The news that a Trapped 3 is in consideration, and that it would not wait three years in going into production is the only piece of news that reconciles me to the end of the second series. A month is too short a time for drama of this quality, and the time to wait for another Skandi series that matches it will always be too long.
The posts are coming thick and fast this morning, because I’m off to work in a couple of hours, and between Film 2019 and the final two episodes of Trapped, things have to give somewhere.
In theend, the secrets behind Trapped 2 were dirty, and sordid, and mean on every level, almost enough to make you quesion whether the revelations are worth the losses, the casualties that the story sustains. But in the end, that is what crime is about: dirt and death and the horror that people visit on one another. The final episode was laced with flashbacks as secrets finally came out, the underlying irony being that all of this came about because secrets finally came out.
Stefan had got the job of waste disposal from theplant, but in order to cut corners and increase his profits, he paid Finnur to hire foreign workers like Ebo to dump the barrels on the heath. But Finnur, bastard to the last, decided to keep the money for himself, use it to try to buy out Gisli for the profits to be had from the geothermal sink on his land. Stupid, mean, selfish, sordid.
But that might not have been enough, if it hadn’t prompted Gisli to spill the beans to Stefan about his true patronage. Oh yes, old Thoris, the man who disappeared thirty years ago, father to Gisli and Halla, and little Erin. And also Stefan.

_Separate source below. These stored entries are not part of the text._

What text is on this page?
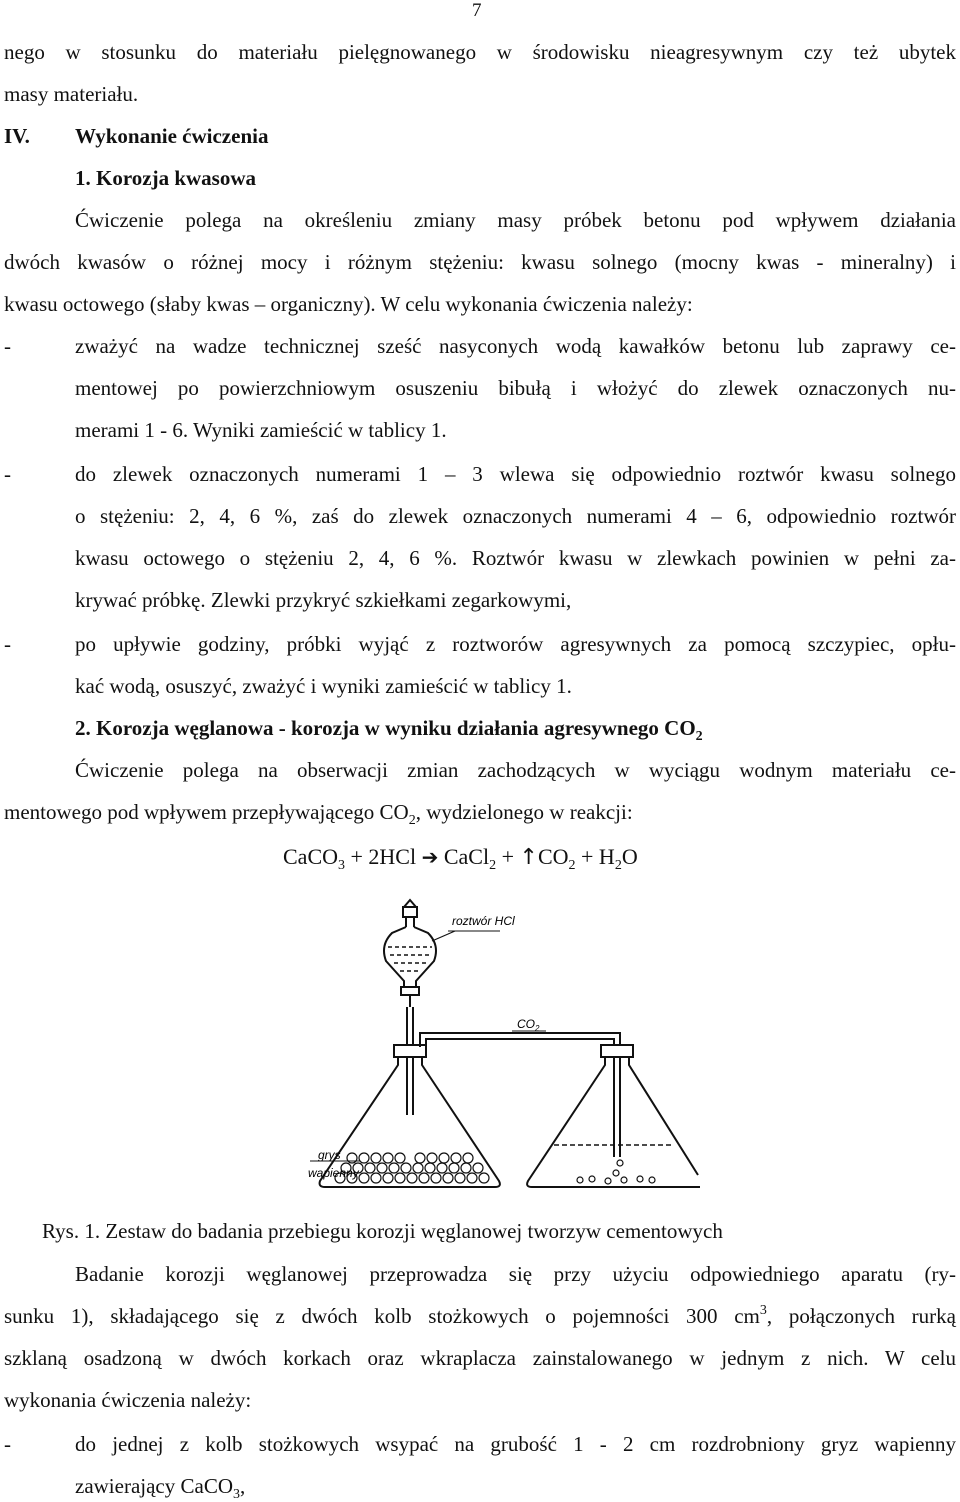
7
nego w stosunku do materiału pielęgnowanego w środowisku nieagresywnym czy też ubytek
masy materiału.
IV. Wykonanie ćwiczenia
1. Korozja kwasowa
Ćwiczenie polega na określeniu zmiany masy próbek betonu pod wpływem działania
dwóch kwasów o różnej mocy i różnym stężeniu: kwasu solnego (mocny kwas - mineralny) i
kwasu octowego (słaby kwas – organiczny). W celu wykonania ćwiczenia należy:
-	zważyć na wadze technicznej sześć nasyconych wodą kawałków betonu lub zaprawy ce-
mentowej po powierzchniowym osuszeniu bibułą i włożyć do zlewek oznaczonych nu-
merami 1 - 6. Wyniki zamieścić w tablicy 1.
-	do zlewek oznaczonych numerami 1 – 3 wlewa się odpowiednio roztwór kwasu solnego
o stężeniu: 2, 4, 6 %, zaś do zlewek oznaczonych numerami 4 – 6, odpowiednio roztwór
kwasu octowego o stężeniu 2, 4, 6 %. Roztwór kwasu w zlewkach powinien w pełni za-
krywać próbkę. Zlewki przykryć szkiełkami zegarkowymi,
-	po upływie godziny, próbki wyjąć z roztworów agresywnych za pomocą szczypiec, opłu-
kać wodą, osuszyć, zważyć i wyniki zamieścić w tablicy 1.
2. Korozja węglanowa - korozja w wyniku działania agresywnego $CO_2$
Ćwiczenie polega na obserwacji zmian zachodzących w wyciągu wodnym materiału ce-
mentowego pod wpływem przepływającego $CO_2$, wydzielonego w reakcji:
CaCO$_3$ + 2HCl ➔ CaCl$_2$ + $↑CO_2 + H_2O$
roztwór HCl
$CO_2$
grys
wapienny
Rys. 1. Zestaw do badania przebiegu korozji węglanowej tworzyw cementowych
Badanie korozji węglanowej przeprowadza się przy użyciu odpowiedniego aparatu (ry-
sunku 1), składającego się z dwóch kolb stożkowych o pojemności 300 $cm^3$, połączonych rurką
szklaną osadzoną w dwóch korkach oraz wkraplacza zainstalowanego w jednym z nich. W celu
wykonania ćwiczenia należy:
-	do jednej z kolb stożkowych wsypać na grubość 1 - 2 cm rozdrobniony gryz wapienny
zawierający CaCO$_3$,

It wasn’t quite as I anticipated, when Elin said those dangerous words, “I know.” Thoris was a violent sadist who had raped his sixteen year old daughter, Halla. Gisli had killed him when hetried it again, crushing his skull with a monkey-wrench. His body was never found because the twins left it in the pigsty, and pigs will eat anything, a blackly comic line that did indeed make me laugh. You were not left with the opinion that justice had been denied, nor that the world was diminished by Thoris’ passing, let alone the peculiar circumstances of his interment. But Halla left for Raykjavik, abandoning Gisli to the sole responsibility that he was never able to shoulder. And she was pregnant. Confessing this, she wondered why she hadn’t got an abortion, and that’s a question impossible of answer. She gave the baby up for adoption immediately, kept everything concealed.
Secrets are at their most dangerous when they’re spilled. Gisli spilled the beans and Stefan broke. It was almost possible to feel sorry for him, to learn in one moment that you are not merely adopted but that you are the son of your rapist grandfather. Had it come at another moment, it might have been manageable, even if Stefan’ first reaction was to think of himself as a freak. Therapy, perhaps, might have unravelled that for him.

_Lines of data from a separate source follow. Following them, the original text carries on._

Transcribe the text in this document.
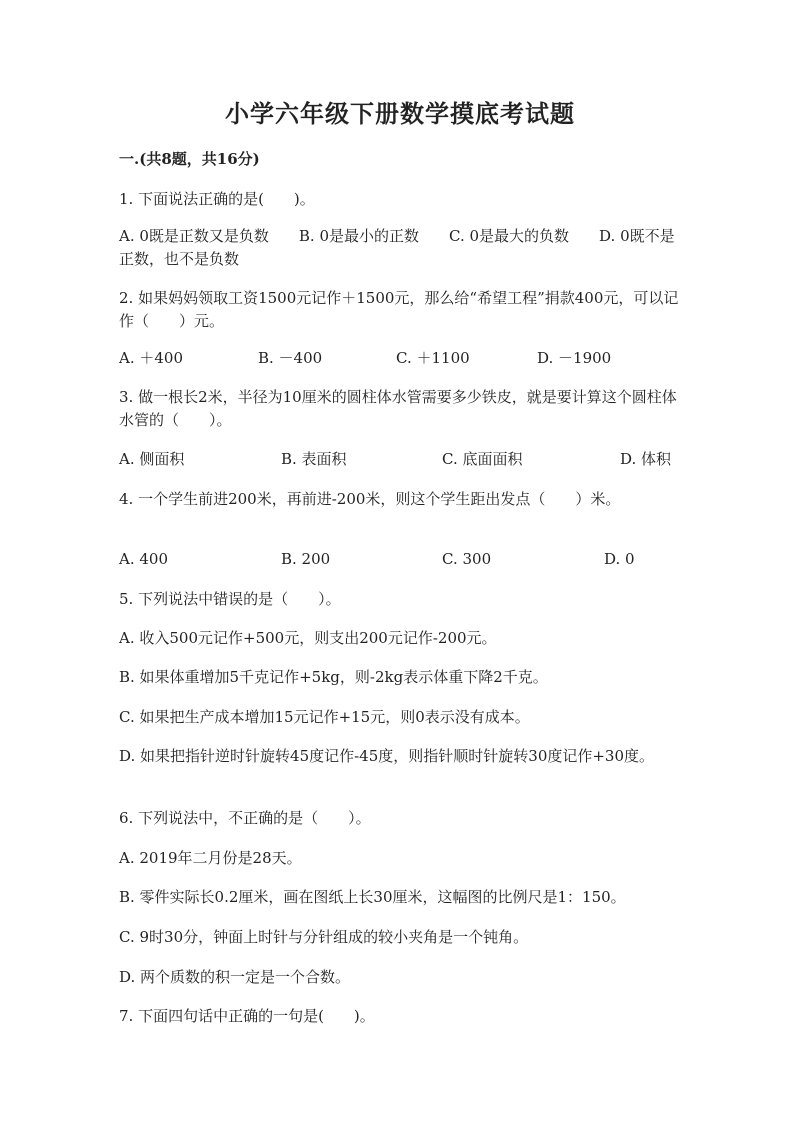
小学六年级下册数学摸底考试题
一.(共8题，共16分)
1. 下面说法正确的是(　　)。
A. 0既是正数又是负数　　B. 0是最小的正数　　C. 0是最大的负数　　D. 0既不是正数，也不是负数
2. 如果妈妈领取工资1500元记作＋1500元，那么给“希望工程”捐款400元，可以记作（　　）元。
A. ＋400	B. －400	C. ＋1100	D. －1900
3. 做一根长2米，半径为10厘米的圆柱体水管需要多少铁皮，就是要计算这个圆柱体水管的（　　）。
A. 侧面积	B. 表面积	C. 底面面积	D. 体积
4. 一个学生前进200米，再前进-200米，则这个学生距出发点（　　）米。
A. 400	B. 200	C. 300	D. 0
5. 下列说法中错误的是（　　）。
A. 收入500元记作+500元，则支出200元记作-200元。
B. 如果体重增加5千克记作+5kg，则-2kg表示体重下降2千克。
C. 如果把生产成本增加15元记作+15元，则0表示没有成本。
D. 如果把指针逆时针旋转45度记作-45度，则指针顺时针旋转30度记作+30度。
6. 下列说法中，不正确的是（　　）。
A. 2019年二月份是28天。
B. 零件实际长0.2厘米，画在图纸上长30厘米，这幅图的比例尺是1：150。
C. 9时30分，钟面上时针与分针组成的较小夹角是一个钝角。
D. 两个质数的积一定是一个合数。
7. 下面四句话中正确的一句是(　　)。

But here he was, son and grandson of a bastard thug, facing another bastard in Finnur, threatening him, with the means of killing him and throwing the frame onto Ketill’s sons. And from there it became a game of running to catch up, until there’s nothing left that can be done except to bargain for something you don’t understand yourself, life’s starkest survival instincts even in the face of knowing there is absolutely nothing that you can do to deflect the future bearing down upon you, but as long as you are the only one who knows where you’ve dumped Thorhildur, alive, in a narrow ravine, in a freezing beck, there is a card in your hand, and Andri on his knees begging for his daughter, Halla making a final attempt to acknowledge the son she rejected in the womb, and Hinrika, still splendid little Hinrika, the inveterate professional, to spirit out the scarf that the dogs can scent.
And Thorhildur is found, leaving Stefan with nothing but the final option, the shotgun under the jaw, the blast through the top of the head, the symbolic splash of blood on Halla’s face, where it has been all along.
The coda was brief. Vikingur loses Ebo who returns to Ghana, but he reconciles with his mother. Hinrika turns down Bardur’s almost apologetic attempt to rekindle something, sits in an empty Police Station, bereft of the Reykjavik cops, bereft of Asgeir, utterly alone, studies those ultrasound scans of her miscarried child.
And Andri visits his estranged daughter in her hospital bed. The extremes have, at least for a moment, brought them closer. Relieved, he lays his head on her pillow: it is Thorhildur who reassures him that it will be alright, Daddy.
If you ask me to make a judgement as to which of Trapped‘s two series is better, for the moment I would still select the first. The claustrophobia that the snowed-in towm brought to things, Andri’s pent-up bitterness at his exile and his family problems, the more convoluted and wider-ranging secrets exposed, and above all the overhelming white mountains impressed themselves more upon me. We were warned that the Trapped in series 2 was psychological rather than physical, and so it was, in every character, trapped by history and circumstance and need, a mesh that drove everyone to do the exact things they did. The greens and browns were not so impressive, though the countryside was still awesome. Another watch, of both series, may change my thinking.
Until we are returned, sooner I hope than later, for series 3.